Je file à travers les allées, attrapant un lit de voyage, deux boîtes de couches et de lingettes, une variété de nourriture pour bébé en sachets, et quelques boîtes de lait en poudre. Mon cœur bat à tout rompre alors que je me dirige vers la caisse. Grâce à Isaac, je sais comment prendre ce dont j'ai besoin et filer rapidement.
Je passe ma carte sur le lecteur, priant pour que ça marche. Elle est refusée.
Une vague d'anxiété et de terreur m'envahit.
Putain.
Il les a déjà gelés. La panique s'installe. Qu'est-ce que je vais faire maintenant ?
"Madame, avez-vous de l'argent pour payer ? Sinon, je peux garder les articles pour vous," dit poliment la caissière, ses yeux montrant un mélange de sympathie et d'impatience. Une file commence à se former derrière moi.
Je passe mes doigts dans mes cheveux. "Euh, non. Laissez tomber, je vais trouver un autre-"
"Je m'en occupe," une voix grave résonne juste derrière moi.
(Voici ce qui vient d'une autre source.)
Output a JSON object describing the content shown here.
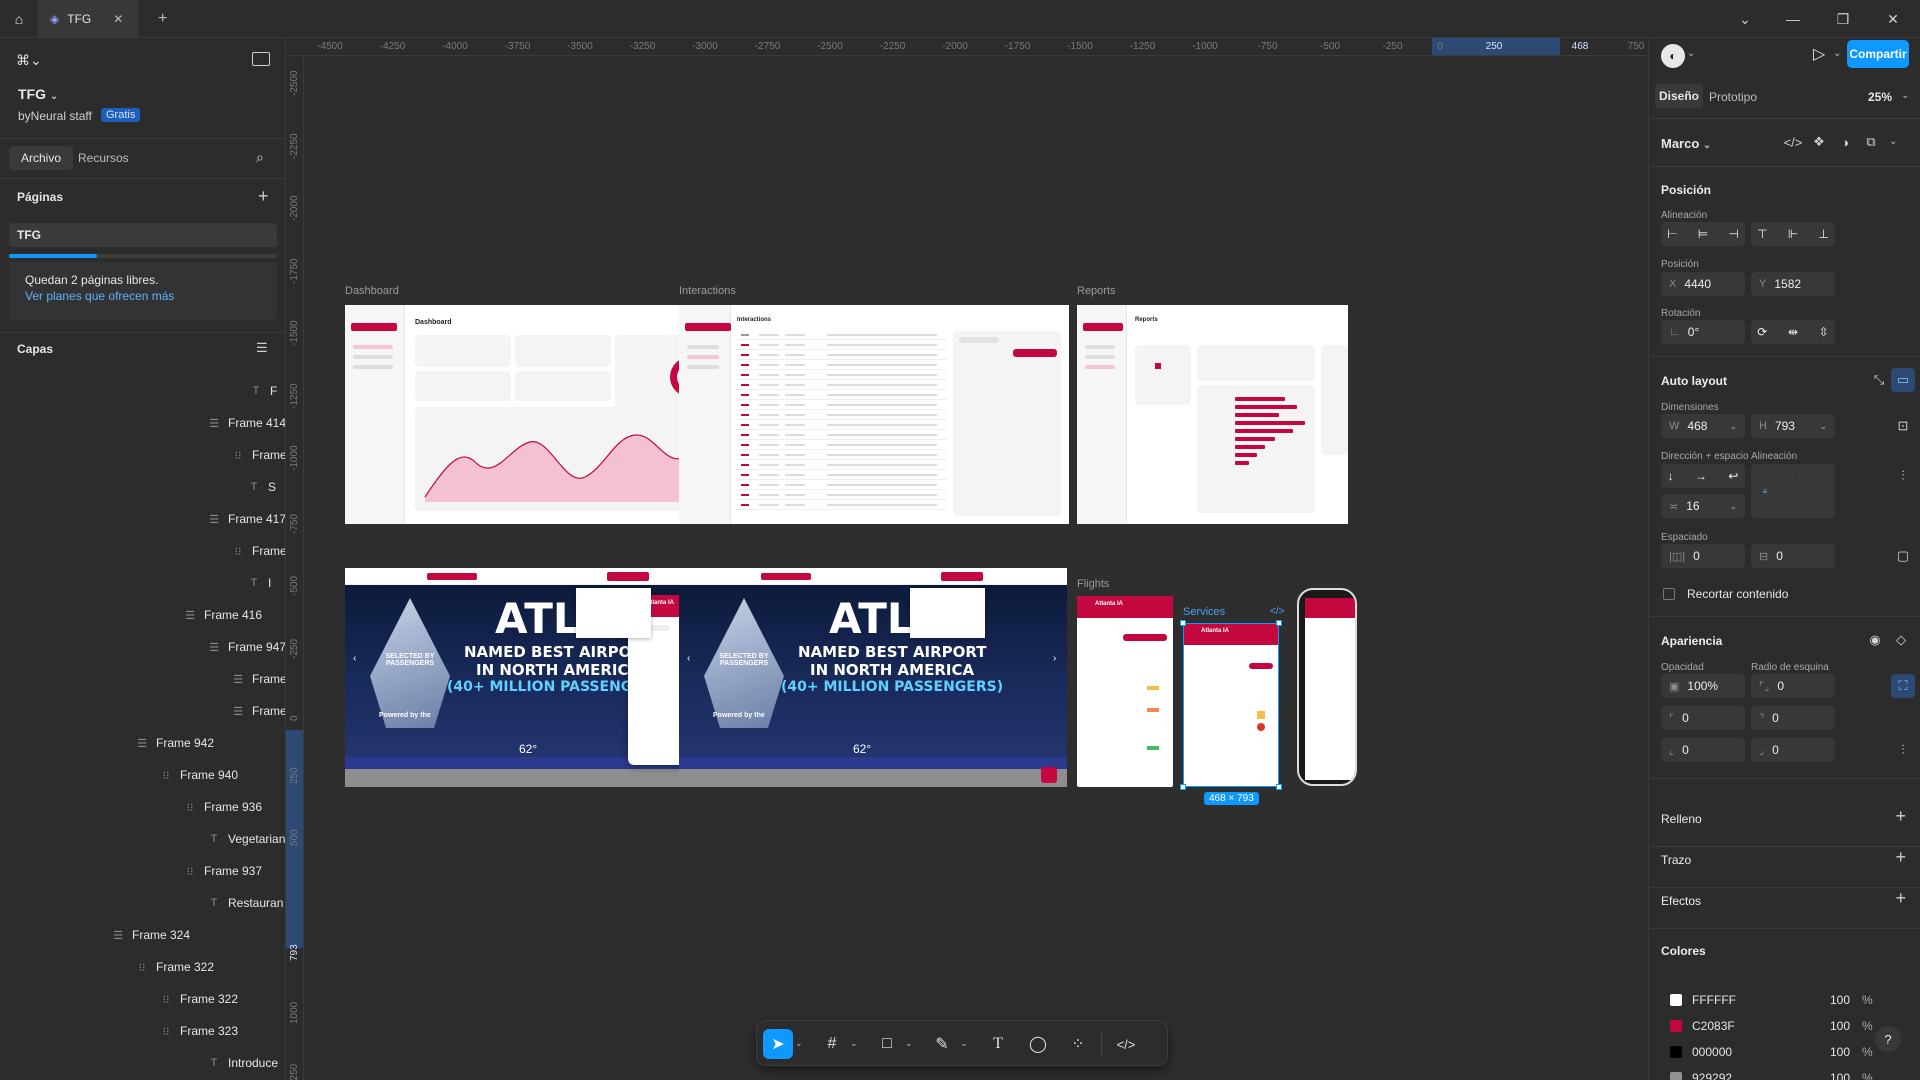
{
  "topbar": {
    "home_icon": "home-icon",
    "tab_title": "TFG",
    "colors": {
      "bg": "#2c2c2c",
      "active_tab": "#383838"
    }
  },
  "left": {
    "project_name": "TFG",
    "team": "byNeural staff",
    "plan_badge": "Gratis",
    "tabs": [
      "Archivo",
      "Recursos"
    ],
    "pages_title": "Páginas",
    "pages": [
      "TFG"
    ],
    "notice": "Quedan 2 páginas libres.",
    "notice_link": "Ver planes que ofrecen más",
    "layers_title": "Capas",
    "layers": [
      {
        "icon": "T",
        "label": "F"
      },
      {
        "icon": "☰",
        "label": "Frame 414"
      },
      {
        "icon": "⁝⁝",
        "label": "Frame"
      },
      {
        "icon": "T",
        "label": "S"
      },
      {
        "icon": "☰",
        "label": "Frame 417"
      },
      {
        "icon": "⁝⁝",
        "label": "Frame"
      },
      {
        "icon": "T",
        "label": "I"
      },
      {
        "icon": "☰",
        "label": "Frame 416"
      },
      {
        "icon": "☰",
        "label": "Frame 947"
      },
      {
        "icon": "☰",
        "label": "Frame"
      },
      {
        "icon": "☰",
        "label": "Frame"
      },
      {
        "icon": "☰",
        "label": "Frame 942"
      },
      {
        "icon": "⁝⁝",
        "label": "Frame 940"
      },
      {
        "icon": "⁝⁝",
        "label": "Frame 936"
      },
      {
        "icon": "T",
        "label": "Vegetarian"
      },
      {
        "icon": "⁝⁝",
        "label": "Frame 937"
      },
      {
        "icon": "T",
        "label": "Restauran"
      },
      {
        "icon": "☰",
        "label": "Frame 324"
      },
      {
        "icon": "⁝⁝",
        "label": "Frame 322"
      },
      {
        "icon": "⁝⁝",
        "label": "Frame 322"
      },
      {
        "icon": "⁝⁝",
        "label": "Frame 323"
      },
      {
        "icon": "T",
        "label": "Introduce"
      }
    ]
  },
  "ruler": {
    "h": [
      "-4500",
      "-4250",
      "-4000",
      "-3750",
      "-3500",
      "-3250",
      "-3000",
      "-2750",
      "-2500",
      "-2250",
      "-2000",
      "-1750",
      "-1500",
      "-1250",
      "-1000",
      "-750",
      "-500",
      "-250",
      "0",
      "250",
      "468",
      "750"
    ],
    "v": [
      "-2500",
      "-2250",
      "-2000",
      "-1750",
      "-1500",
      "-1250",
      "-1000",
      "-750",
      "-500",
      "-250",
      "0",
      "250",
      "500",
      "793",
      "1000",
      "1250"
    ]
  },
  "canvas": {
    "frames": {
      "dashboard": "Dashboard",
      "interactions": "Interactions",
      "reports": "Reports",
      "flights": "Flights",
      "services": "Services"
    },
    "dashboard_title": "Dashboard",
    "interactions_title": "Interactions",
    "reports_title": "Reports",
    "hero_line1": "NAMED BEST AIRPORT",
    "hero_line2": "IN NORTH AMERICA",
    "hero_line3a": "(40+ MILLION PASSENGE",
    "hero_line3b": "(40+ MILLION PASSENGERS)",
    "hero_atl": "ATL",
    "trophy_text": "SELECTED BY PASSENGERS",
    "powered": "Powered by the",
    "temp": "62°",
    "chat_title": "Atlanta IA",
    "selection_size": "468 × 793",
    "accent": "#c2083f"
  },
  "right": {
    "share_label": "Compartir",
    "tabs": [
      "Diseño",
      "Prototipo"
    ],
    "zoom": "25%",
    "frame_label": "Marco",
    "position_title": "Posición",
    "alignment_label": "Alineación",
    "position_label": "Posición",
    "x_label": "X",
    "x_value": "4440",
    "y_label": "Y",
    "y_value": "1582",
    "rotation_label": "Rotación",
    "rotation_value": "0°",
    "autolayout_title": "Auto layout",
    "dimensions_label": "Dimensiones",
    "w_label": "W",
    "w_value": "468",
    "h_label": "H",
    "h_value": "793",
    "direction_label": "Dirección + espacio",
    "align_label": "Alineación",
    "gap_value": "16",
    "spacing_label": "Espaciado",
    "pad_h": "0",
    "pad_v": "0",
    "clip_label": "Recortar contenido",
    "appearance_title": "Apariencia",
    "opacity_label": "Opacidad",
    "opacity_value": "100%",
    "radius_label": "Radio de esquina",
    "radius_value": "0",
    "radius_tl": "0",
    "radius_tr": "0",
    "radius_bl": "0",
    "radius_br": "0",
    "fill_title": "Relleno",
    "stroke_title": "Trazo",
    "effects_title": "Efectos",
    "colors_title": "Colores",
    "colors": [
      {
        "hex": "FFFFFF",
        "swatch": "#ffffff",
        "opacity": "100",
        "pct": "%"
      },
      {
        "hex": "C2083F",
        "swatch": "#c2083f",
        "opacity": "100",
        "pct": "%"
      },
      {
        "hex": "000000",
        "swatch": "#000000",
        "opacity": "100",
        "pct": "%"
      },
      {
        "hex": "929292",
        "swatch": "#929292",
        "opacity": "100",
        "pct": "%"
      }
    ]
  },
  "toolbar": {
    "tools": [
      "move-tool",
      "frame-tool",
      "shape-tool",
      "pen-tool",
      "text-tool",
      "comment-tool",
      "components-tool",
      "dev-mode-tool"
    ]
  }
}
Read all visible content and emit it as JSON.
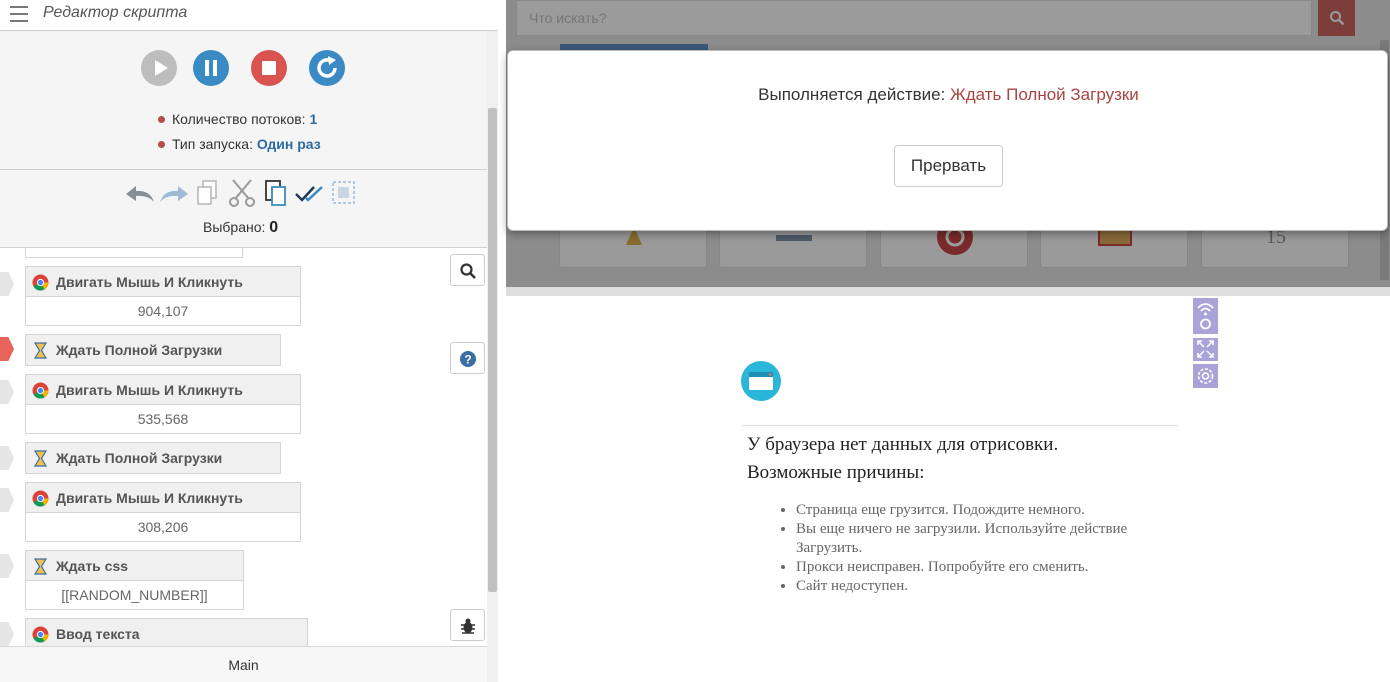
{
  "left_panel": {
    "title": "Редактор скрипта",
    "threads_label": "Количество потоков:",
    "threads_value": "1",
    "runtype_label": "Тип запуска:",
    "runtype_value": "Один раз",
    "selected_label": "Выбрано:",
    "selected_value": "0",
    "tab": "Main",
    "actions": [
      {
        "title": "Двигать Мышь И Кликнуть",
        "param": "904,107",
        "icon": "chrome-icon"
      },
      {
        "title": "Ждать Полной Загрузки",
        "param": "",
        "icon": "hourglass-icon",
        "active": true
      },
      {
        "title": "Двигать Мышь И Кликнуть",
        "param": "535,568",
        "icon": "chrome-icon"
      },
      {
        "title": "Ждать Полной Загрузки",
        "param": "",
        "icon": "hourglass-icon"
      },
      {
        "title": "Двигать Мышь И Кликнуть",
        "param": "308,206",
        "icon": "chrome-icon"
      },
      {
        "title": "Ждать css",
        "param": "[[RANDOM_NUMBER]]",
        "icon": "hourglass-icon"
      },
      {
        "title": "Ввод текста",
        "param": "",
        "icon": "chrome-icon"
      }
    ]
  },
  "browser": {
    "search_placeholder": "Что искать?"
  },
  "modal": {
    "prefix": "Выполняется действие:",
    "action": "Ждать Полной Загрузки",
    "abort_label": "Прервать"
  },
  "empty_browser": {
    "title": "У браузера нет данных для отрисовки.",
    "subtitle": "Возможные причины:",
    "reasons": [
      "Страница еще грузится. Подождите немного.",
      "Вы еще ничего не загрузили. Используйте действие Загрузить.",
      "Прокси неисправен. Попробуйте его сменить.",
      "Сайт недоступен."
    ]
  },
  "colors": {
    "accent_blue": "#3a8bc5",
    "stop_red": "#d9534f",
    "active_action": "#e8645a",
    "link_value": "#2d6ca2"
  }
}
Je me retourne, le cœur battant la chamade. King se tient là, tenant Zuri dans ses bras. Il a l'air presque ridicule avec elle—mon bébé de sept kilos dans les bras d'un homme géant et terrifiant vêtu d'un équipement de motard.
"Q-Qu'est-ce que tu fais ici ?" je lui chuchote avec horreur.
Sa mâchoire se crispe, mais ses yeux restent calmes. "Elle m'a pissé dessus, et je ne savais pas quoi faire."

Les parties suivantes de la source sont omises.